Fun at Foster's blog
While the world of fiction is full of intricate stories that showcase the human spirit and the lengths to which we will go in pursuit of greatness, some of the most impressive tales are ones that actually did happen. Good non-fiction authors can help us realize that history is full of accounts of courage, resourcefulness, survival, and determination that rival—or even serve as inspiration for—our greatest works of fiction. This month Novelties will feature its first non-fiction titles, and we will hit the ground running by looking at a topic that lends itself to some amazing stories of discovery and sacrifice: 19th-century Arctic exploration.
|Hampton Sides’ newest release In the Kingdom of Ice (2014) is an account of the voyage of the USS Jeannette, which in 1879 carried George Washington DeLong—a naval officer and explorer—and his crew on an expedition to the North Pole. Sides recounts how DeLong’s efforts were funded by the owner of the New York Herald, James Gordon Bennett, a man hungry to make headlines with such a sensational achievement. At the time, knowledge of the North Pole was limited, and a successful expedition would shed light on one of the few remaining dark places on the globe. Unfortunately, DeLong’s Jeannette became trapped in ice, ultimately succumbing to the elements and forcing the crew to abandon ship. What followed was a struggle to reach safety in the frozen north, with no shortage of threats as immediate as polar bears and freezing temperatures and as insidious as starvation and madness. While it would be years before the public knew for sure what happened to DeLong and his crew, his journal provides insights which Sides incorporates into his own compelling narrative, bringing to life a story that might easily have been lost forever.|
|Shifting subjects a bit, we have In the Heart of the Sea (2000) by Nathaniel Philbrick. Still set on the open ocean, this title tells the story of the Essex, a whaling ship that set out from Nantucket in 1820. It would be fifteen months before the remaining members of her crew were discovered and the truth of what happened was revealed.

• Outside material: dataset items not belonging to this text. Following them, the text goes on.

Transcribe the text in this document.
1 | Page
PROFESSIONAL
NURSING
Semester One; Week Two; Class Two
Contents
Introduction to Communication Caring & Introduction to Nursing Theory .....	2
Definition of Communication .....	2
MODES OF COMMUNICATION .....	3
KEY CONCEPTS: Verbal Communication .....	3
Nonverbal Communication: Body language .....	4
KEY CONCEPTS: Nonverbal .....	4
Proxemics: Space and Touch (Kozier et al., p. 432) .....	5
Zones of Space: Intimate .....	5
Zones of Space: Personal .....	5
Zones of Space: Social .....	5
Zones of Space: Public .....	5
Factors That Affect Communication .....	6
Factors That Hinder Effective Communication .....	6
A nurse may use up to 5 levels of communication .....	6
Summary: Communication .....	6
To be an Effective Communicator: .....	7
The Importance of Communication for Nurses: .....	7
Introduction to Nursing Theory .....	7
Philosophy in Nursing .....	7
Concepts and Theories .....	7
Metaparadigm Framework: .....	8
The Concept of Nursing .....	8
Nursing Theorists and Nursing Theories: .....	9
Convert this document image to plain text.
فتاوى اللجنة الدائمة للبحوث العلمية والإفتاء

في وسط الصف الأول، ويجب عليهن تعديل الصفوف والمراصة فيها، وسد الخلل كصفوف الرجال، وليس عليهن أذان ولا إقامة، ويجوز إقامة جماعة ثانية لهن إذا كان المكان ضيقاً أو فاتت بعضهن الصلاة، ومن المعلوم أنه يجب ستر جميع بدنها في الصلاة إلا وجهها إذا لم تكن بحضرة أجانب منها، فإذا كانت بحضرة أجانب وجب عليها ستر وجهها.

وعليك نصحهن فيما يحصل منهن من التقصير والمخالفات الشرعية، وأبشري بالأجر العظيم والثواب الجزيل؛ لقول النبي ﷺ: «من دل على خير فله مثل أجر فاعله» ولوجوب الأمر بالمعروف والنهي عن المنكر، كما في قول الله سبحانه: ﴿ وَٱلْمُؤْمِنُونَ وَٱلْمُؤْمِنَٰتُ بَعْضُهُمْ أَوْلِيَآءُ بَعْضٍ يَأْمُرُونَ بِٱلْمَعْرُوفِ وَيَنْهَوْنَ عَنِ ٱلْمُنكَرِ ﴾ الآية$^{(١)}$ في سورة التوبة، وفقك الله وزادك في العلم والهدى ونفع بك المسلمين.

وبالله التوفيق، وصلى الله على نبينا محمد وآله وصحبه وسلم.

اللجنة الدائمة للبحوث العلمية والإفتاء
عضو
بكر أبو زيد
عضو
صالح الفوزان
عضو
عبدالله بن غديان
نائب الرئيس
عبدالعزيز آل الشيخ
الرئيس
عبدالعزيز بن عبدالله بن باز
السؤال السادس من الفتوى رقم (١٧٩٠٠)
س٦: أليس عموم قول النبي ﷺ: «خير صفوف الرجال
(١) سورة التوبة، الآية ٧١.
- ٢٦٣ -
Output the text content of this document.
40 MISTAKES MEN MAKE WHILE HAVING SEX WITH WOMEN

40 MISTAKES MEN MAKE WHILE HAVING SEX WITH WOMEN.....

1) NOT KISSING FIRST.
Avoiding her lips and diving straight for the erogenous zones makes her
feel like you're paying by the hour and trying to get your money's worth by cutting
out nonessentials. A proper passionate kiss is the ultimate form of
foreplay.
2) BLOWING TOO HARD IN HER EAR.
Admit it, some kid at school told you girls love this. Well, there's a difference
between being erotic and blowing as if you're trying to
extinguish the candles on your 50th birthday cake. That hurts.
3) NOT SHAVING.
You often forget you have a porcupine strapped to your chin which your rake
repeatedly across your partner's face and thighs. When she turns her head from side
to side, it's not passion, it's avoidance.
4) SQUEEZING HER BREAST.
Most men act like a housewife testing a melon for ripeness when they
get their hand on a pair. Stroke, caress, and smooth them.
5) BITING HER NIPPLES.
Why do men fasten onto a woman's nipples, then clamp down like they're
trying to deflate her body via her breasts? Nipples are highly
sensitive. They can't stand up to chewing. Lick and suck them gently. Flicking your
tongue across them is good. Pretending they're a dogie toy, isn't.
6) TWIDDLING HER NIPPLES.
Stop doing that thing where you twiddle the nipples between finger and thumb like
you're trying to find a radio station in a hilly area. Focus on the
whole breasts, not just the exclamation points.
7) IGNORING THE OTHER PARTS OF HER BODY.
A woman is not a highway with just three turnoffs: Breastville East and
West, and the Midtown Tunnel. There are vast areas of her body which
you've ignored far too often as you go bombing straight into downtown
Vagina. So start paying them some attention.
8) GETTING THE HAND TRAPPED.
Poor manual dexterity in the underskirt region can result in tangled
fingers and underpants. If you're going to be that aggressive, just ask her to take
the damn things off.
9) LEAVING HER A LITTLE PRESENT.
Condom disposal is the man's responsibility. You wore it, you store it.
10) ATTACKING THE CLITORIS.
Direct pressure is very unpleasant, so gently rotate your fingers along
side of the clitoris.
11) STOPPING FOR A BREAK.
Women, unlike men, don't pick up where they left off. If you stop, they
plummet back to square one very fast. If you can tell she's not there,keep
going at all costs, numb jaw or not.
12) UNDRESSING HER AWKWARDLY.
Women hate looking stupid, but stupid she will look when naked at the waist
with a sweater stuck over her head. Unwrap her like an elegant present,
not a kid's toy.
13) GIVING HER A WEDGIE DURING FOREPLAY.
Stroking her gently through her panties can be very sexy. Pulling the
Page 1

The Essex suffered serious damage while being attacked by an aggressive sperm whale, forcing the crew onto lifeboats where they drifted desperately towards the coast of South America—some 3,000 miles away. Philbrick incorporates primary sources and personal experience with the sea into a bleak but oddly lyrical narrative in which he explores the physical and psychological trauma of the survivors, who were forced to cannibalize their shipmates as their ordeal dragged on over several months. During the 19th century the wreck of the Essex loomed heavily in the public consciousness, and served as inspiration for Melville as he wrote Moby-Dick. Extensively researched and full of exquisite detail, In the Heart of the Sea is a great pick for anyone looking for a gateway into non-fiction, and is currently being made into a film directed by Ron Howard, to be released in 2015.|
|Finally, we return to the Arctic with The Ice Master (2000) by Jennifer Niven. In this book, Niven recounts the details of a 1913 Canadian expedition led by anthropologist Vilhjalmur Stefansson, who abandoned his crew when their ship, the Karluk, became stuck in ice. Those left behind were short on experience and wound up relying heavily on their captain, Robert Bartlett, who led them from the Karluk’s wreck and subsequently traveled roughly 700 miles—mostly on foot—in an attempt to reach civilization and arrange a rescue. Those who stayed behind, some seriously injured, had no choice but to wait for Bartlett’s return and try to eke out an existence as supplies ran short and tensions ran high. Niven’s comprehensive research incorporates diary entries, news articles, and individual accounts to paint a picture not only of the immediate difficulties the crew faced—which included starvation, disease, exposure, and more—but of the ways in which various personalities rubbed against each other and led to social strife among those left standing. Though the narrative drags at points, The Ice Master winds up delivering a striking tale of suspense, heroism, and perseverance.|
In the Kingdom of Ice, In the Heart of the Sea, and The Ice Master are all available to borrow at E.P. Foster Library, with some additional copies available at our other branches. Check out NoveList Plus in the Reading Suggestions section of our eLibrary if you’re looking for more non-fiction on this topic, or to browse for something entirely different. And remember, if the copy you’re after is checked out you can put in a request for it in person, over the phone, or online through the Ventura County Library catalog.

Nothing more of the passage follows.